Am Sams­tag, dem 21. April 2012, 11-15 Uhr, ruft der His­to­ri­ker Dr. Mar­tin Albrecht Orte und Geschich­ten von den letz­ten sys­te­ma­ti­schen Kämp­fen in Ber­lin in Erin­ne­rung. Exper­ten­vor­trag, Zeit­zeu­gen­ge­spräch und Spa­zier­gang ver­mit­teln ein ein­dring­li­ches Bild.

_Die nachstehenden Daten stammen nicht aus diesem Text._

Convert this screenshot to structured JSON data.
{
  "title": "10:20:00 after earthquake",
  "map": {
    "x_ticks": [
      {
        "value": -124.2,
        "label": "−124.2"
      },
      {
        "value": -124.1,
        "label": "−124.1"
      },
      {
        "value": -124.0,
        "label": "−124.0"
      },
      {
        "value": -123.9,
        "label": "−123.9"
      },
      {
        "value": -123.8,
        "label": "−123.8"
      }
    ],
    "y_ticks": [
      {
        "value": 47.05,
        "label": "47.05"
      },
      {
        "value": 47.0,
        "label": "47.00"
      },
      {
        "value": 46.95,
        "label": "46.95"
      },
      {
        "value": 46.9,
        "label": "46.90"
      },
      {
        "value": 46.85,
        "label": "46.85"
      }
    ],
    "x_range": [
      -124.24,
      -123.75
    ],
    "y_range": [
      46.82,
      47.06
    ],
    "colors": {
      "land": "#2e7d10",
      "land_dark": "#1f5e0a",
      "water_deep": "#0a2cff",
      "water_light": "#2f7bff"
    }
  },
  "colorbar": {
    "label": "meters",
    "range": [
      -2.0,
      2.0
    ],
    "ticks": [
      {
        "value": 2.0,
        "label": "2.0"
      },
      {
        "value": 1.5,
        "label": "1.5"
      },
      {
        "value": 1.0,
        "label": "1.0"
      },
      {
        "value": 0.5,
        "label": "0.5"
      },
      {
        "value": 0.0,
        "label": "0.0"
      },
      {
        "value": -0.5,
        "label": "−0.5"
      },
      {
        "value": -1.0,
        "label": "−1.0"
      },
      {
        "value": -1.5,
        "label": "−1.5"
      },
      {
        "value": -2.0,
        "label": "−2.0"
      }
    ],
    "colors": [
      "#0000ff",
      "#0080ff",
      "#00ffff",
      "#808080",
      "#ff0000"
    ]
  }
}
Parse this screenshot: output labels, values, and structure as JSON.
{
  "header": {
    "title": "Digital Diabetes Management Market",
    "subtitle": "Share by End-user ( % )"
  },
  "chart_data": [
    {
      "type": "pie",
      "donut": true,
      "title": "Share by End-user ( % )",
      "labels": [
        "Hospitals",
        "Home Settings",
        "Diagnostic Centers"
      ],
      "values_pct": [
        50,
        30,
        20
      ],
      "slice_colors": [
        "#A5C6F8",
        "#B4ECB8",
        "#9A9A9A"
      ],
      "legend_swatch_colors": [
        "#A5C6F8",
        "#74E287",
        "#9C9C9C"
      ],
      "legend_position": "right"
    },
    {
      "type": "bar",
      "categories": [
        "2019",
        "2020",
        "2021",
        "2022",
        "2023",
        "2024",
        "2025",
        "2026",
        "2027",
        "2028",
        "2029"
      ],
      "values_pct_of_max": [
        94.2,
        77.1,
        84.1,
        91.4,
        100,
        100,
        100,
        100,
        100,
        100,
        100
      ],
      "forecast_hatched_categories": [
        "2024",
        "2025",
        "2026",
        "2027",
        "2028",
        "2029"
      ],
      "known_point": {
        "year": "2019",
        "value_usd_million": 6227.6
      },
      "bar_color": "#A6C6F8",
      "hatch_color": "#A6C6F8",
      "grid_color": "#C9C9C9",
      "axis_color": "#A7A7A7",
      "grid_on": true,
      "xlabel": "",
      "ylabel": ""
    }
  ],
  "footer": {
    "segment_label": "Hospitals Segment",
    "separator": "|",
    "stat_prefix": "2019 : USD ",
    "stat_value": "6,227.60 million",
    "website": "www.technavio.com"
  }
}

In wei­ten Tei­len Ber­lins leg­te die Wehr­macht am frü­hen Mor­gen des 2. Mai 1945 die Waf­fen nie­der. Doch an der Schön­hau­ser Allee geschah dies erst im Lau­fe des Tages. In dem Gebiet zwi­schen der Volks­büh­ne und dem S-Bahn­hof Schön­hau­ser Allee ver­sam­mel­ten sich die letz­ten bewaff­ne­ten deut­schen Sol­da­ten. Sie ver­such­ten mehr­fach, über die Allee der sowje­ti­schen Umklam­me­rung zu ent­kom­men.

Geschich­te und Geschich­ten vom Prenz­lau­er Berg
Sams­tag, 21. April 2012, 11 bis 15 Uhr
»Mai 1945 – Das Kriegs­en­de in der Schön­hau­ser Allee«
Dozent: Dr. Mar­tin Albrecht, His­to­ri­ker
Ver­an­stal­ter: Rohn­stock Bio­gra­fi­en und VHS Pan­kow

Exper­ten­vor­trag und Zeit­zeu­gen­ge­spräch ver­mit­teln ein ein­dring­li­ches Bild von den letz­ten sys­te­ma­ti­schen Kämp­fen in Ber­lin. Ein Stadt­spa­zier­gang führt an die dama­li­gen Schau­plät­ze – über die Straß­bur­ger Stra­ße vor­bei am Was­ser­turm bis zum Bahn­hof Schön­hau­ser Allee. Wei­te­re Sta­tio­nen sind der Falk­platz und die Zions­kir­che.